Job Description

CDISC Specialist

Statistics & Data Corporation (SDC), A global contract research organization (CRO) headquartered in Arizona, providing clinical trial solutions for pharmaceutical, biologic, and medical device/diagnostic companies since 2005. Our core expertise is strategic scientific consulting and clinical data services which include biostatistics, data management/EDC, and IRT/IWRS.

Job Summary:
Develop internal standards for the CDISC deliverables. Create or review SDTM/ADaM mapping documents and output. Provide statistical programming support to clinical trials by producing statistical output, including generating/validating SDTM, analysis datasets, tables, listings, and figures for clinical trials. Develop and maintain the infrastructure for project files of SAS datasets and SAS code. Support Data Management in data set creation/transfers, integrity checks, and quality audits. Act as a CDISC expert and provide CDISC consulting and training as needed.

Primary Responsibilities

• Lead and/or participate in developing or improving internal standards for all CDISC deliverables including SDTM, ADaM, reviewers guides, SDTM-annotated CRFs, and Define.xml
• Work with the study teams to ensure CDISC compliance across all clinical trial inputs, including database design and external data transfers
• Organize and conduct internal training sessions and author papers for conferences
• Serve as point-of-contact for CDISC-related questions and electronic submissions
• Monitor electronic submission requirements and develop/modify procedures to comply with requirements.
• Develop/review SDTM mapping documents and ADaM Specifications; complete programming and validation of SDTM and ADaM datasets
• Assist in the development of AI and machine learning algorithms for SDTM specifications and datasets
• Review the Statistical Analysis Plan in preparation for programming the planned analyses
• Lead design/development of SAS macros and other utilities to expedite SAS programming activities
• Generate tables, listings, and figures per protocol, Statistical Analysis Plan, and/or approved client request
• Participate in statistical program validation and quality control activities
• Identify study priorities and communicate effectively with project team and management
• Ensure quality, proper documentation and timely completion of the project within budgeted hours
• Actively participate in study team meetings
• Interact with other departments, such as Clinical Operations, Project Management, and Data Management to ensure a high level of client satisfaction through successful execution of projects
• Participate in review process of study documents such as the CRF, edit check specifications, and database design specifications written by Data Management
• Develop and maintain the infrastructure for project files of SAS datasets and SAS code
• Ensure all programming activities and processes performed are conducted according to SDC's standard procedures and/or sponsor requirements
• Adhere to all aspects of the SDC's quality system
• Comply with SDC's data integrity & business ethics requirements
• Perform other related duties incidental to the work described herein
• Adherence to all essential systems and processes that are required at SDC to maintain compliance to business and regulatory requirements

The above statements describe the general nature and level of work being performed by individuals assigned to this classification.

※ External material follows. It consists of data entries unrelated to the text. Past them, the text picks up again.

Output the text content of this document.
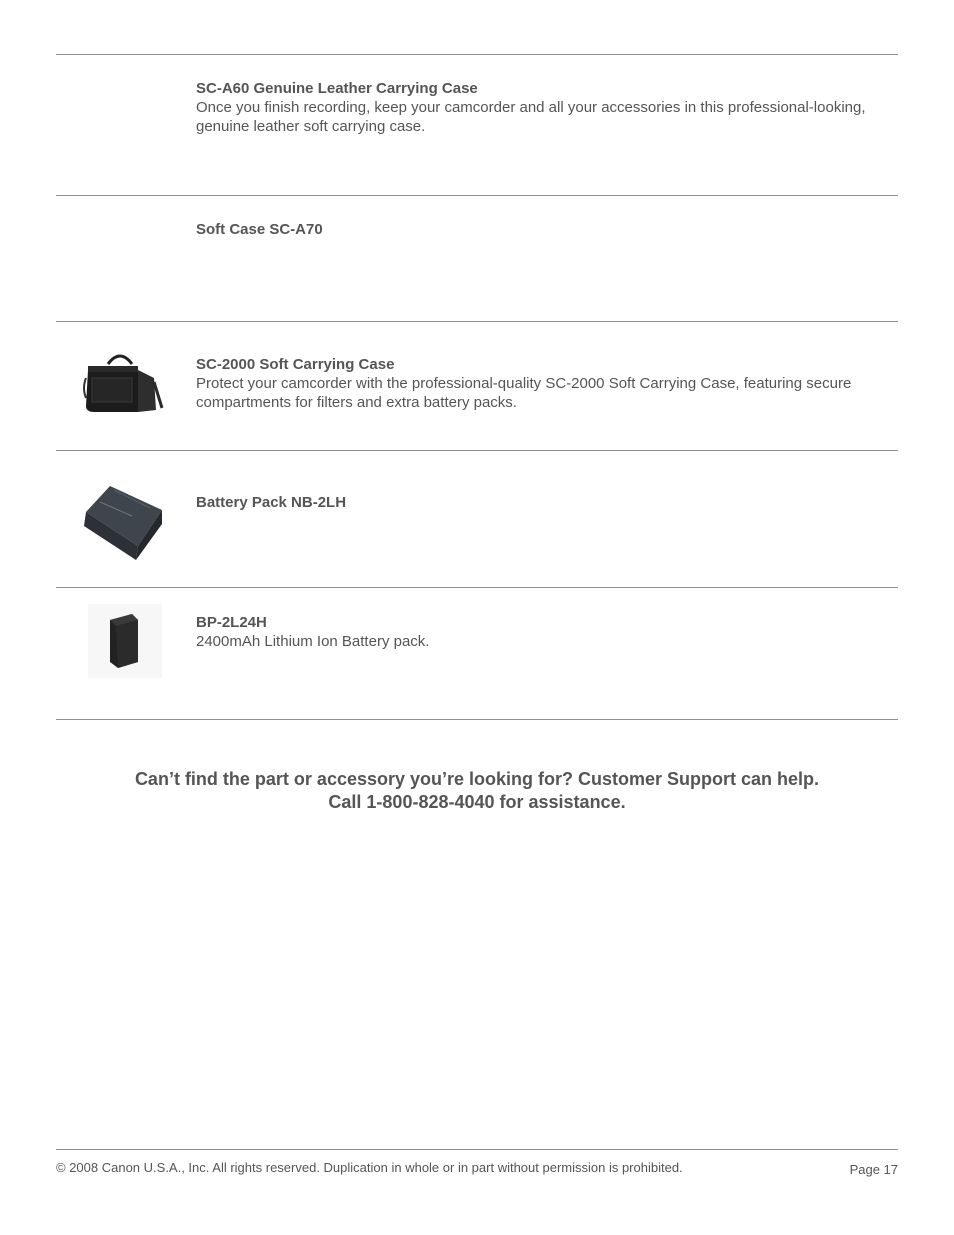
SC-A60 Genuine Leather Carrying Case
Once you finish recording, keep your camcorder and all your accessories in this professional-looking, genuine leather soft carrying case.
Soft Case SC-A70
SC-2000 Soft Carrying Case
Protect your camcorder with the professional-quality SC-2000 Soft Carrying Case, featuring secure compartments for filters and extra battery packs.
Battery Pack NB-2LH
BP-2L24H
2400mAh Lithium Ion Battery pack.
Can’t find the part or accessory you’re looking for? Customer Support can help.
Call 1-800-828-4040 for assistance.
© 2008 Canon U.S.A., Inc. All rights reserved. Duplication in whole or in part without permission is prohibited.	Page 17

This document is not intended to be an exhaustive list of all responsibilities and duties required of personnel so classified.

Requirements

Required Skills

• Expert knowledge of CDISC SDTM and ADaM data models and electronic submissions
• Up-to-date familiarity with FDA/PMDA guidance and standards pertaining to data standards and electronic submissions
• Leadership skills and ability to train others on current standards and best practices
• Strong analytical skills, with the ability to process scientific and medical data
• Very strong SAS programming skills required, with proficiency in SAS/Base, SAS/Stat, SAS Macros and SAS/Graph
• Strong problem-solving skills
• Able to work independently and proactively
• Excellent knowledge of statistical programming
• Proficient in manipulating and analyzing SAS data
• Ability to identify data issues, present problems, and implement solutions quickly
• Capability of communicating technical concepts clearly, concisely, and understandably to non-statistical colleagues
• Good organizational and time management skills, with the ability to multi-task
• Familiarity with clinical trial design and analysis activities and basic knowledge of regulatory guidelines (FDA/CFR, ICH/GCP)
• Very strong interpersonal communication and presentation
• SAS Base, Advance and Clinical Trials Certification is preferred

Education or Equivalent Experience

• Bachelor's degree in computer science, statistics or other related, scientific field and at least 6 years of relevant professional experience including at least 2 years of experience with CDISC SDTM and ADaM; or an equivalent combination of relevant education and/or experience.